Mayoral Election Heats Up

Sarah Volante, Copy Editor

 Illinois politics is known for its corruption. The state’s most publicized disgrace of the past few years was when the government was under national scrutiny for the Rod Blagojevich scandal. Politics is about to get even crazier with the beginning of Chicago’s mayoral race. In February of 2011, it will be time for voters to elect someone new into the position. For the past 21 years, Richard M. Daley has served as mayor but has announced that he will not be seeking another term. It didn’t take long after the September announcement for several politicians to publicly express their desire for the job. Until recently, that interest was simply a frenzy of talk and excitement. Now, it is becoming official.

November 15 was the official kickoff of Chicago’s election season. It marked the day during which the candidates for mayor, alderman, and various other city offices would present their petitions for a place on the ballot to the Chicago Board of Election Commissioners. It has become a tradition of Chicago politics for candidates and their representatives to arrive at the building long before the opening time of 9:00.

The reason behind arriving prior to opening is because those candidates who have submitted their petitions by the said time are put in a lottery that places the winner’s name on the top of the ballot. Any other petitions must be filed with the election board by November 22 to be accepted. Those submissions may be challenged up until November 30. In order to be placed on the ballots, one must have at least 12,500 valid signatures of registered Chicago voters on their petition.

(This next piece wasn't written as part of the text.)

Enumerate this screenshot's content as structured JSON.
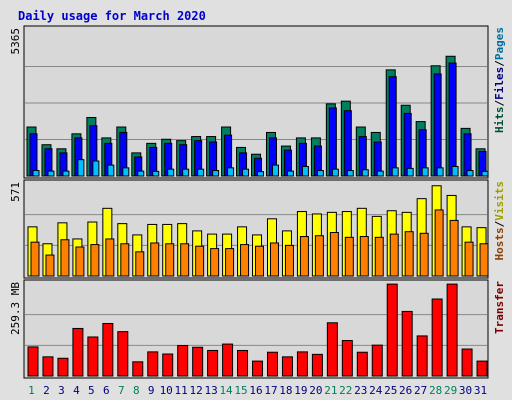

Not only is this an important position due to Chicago’s influence on the rest of the country, but also a prestigious one. Rahm Emmanuel demonstrated the honor of the role when he said, “Only the opportunity to help President Obama as his chief of staff could have pried me away from [Chicago], and only the opportunity to lead this city could have pried me away from the President’s side. Because he knows and loves Chicago, President Obama supported my decision — for which I am grateful.”

Emmanuel’s former White House position was one that came with a respected reputation and the opportunity to work with President Obama. Immediately following Daley’s announcement, there were reports of Emmanuel possibly resigning from the job to attempt pursuing his dream of becoming mayor of Chicago. For his petition, Rahm had gathered 90,905 signatures out of the 1.4 million registered Chicago voters. With that in mind, the total number of signatures represented 1 in 16 voters. Rahm Emmanuel not only has the support of the President, but a decent backing from Chicago voters.

Now that candidates are becoming locked in, campaigning is about to heat up. Chicago is currently the third largest city in the United States. That status brings positions such as the mayor of Chicago a lot of power and influence across the nation. The entire country is watching to see what is going to unfold in Chicago’s politics. February 22, 2011, could spark change in the success that Daley has brought the city across his six terms as mayor. The question is: who can handle such an important responsibility? Richard M. Daley has made great strides in improving the city and it will take a strong leader to successfully follow in his footsteps. Chicago must vote wisely because if the wrong mayor is elected, the power and financial strength of Chicago will likely crumble.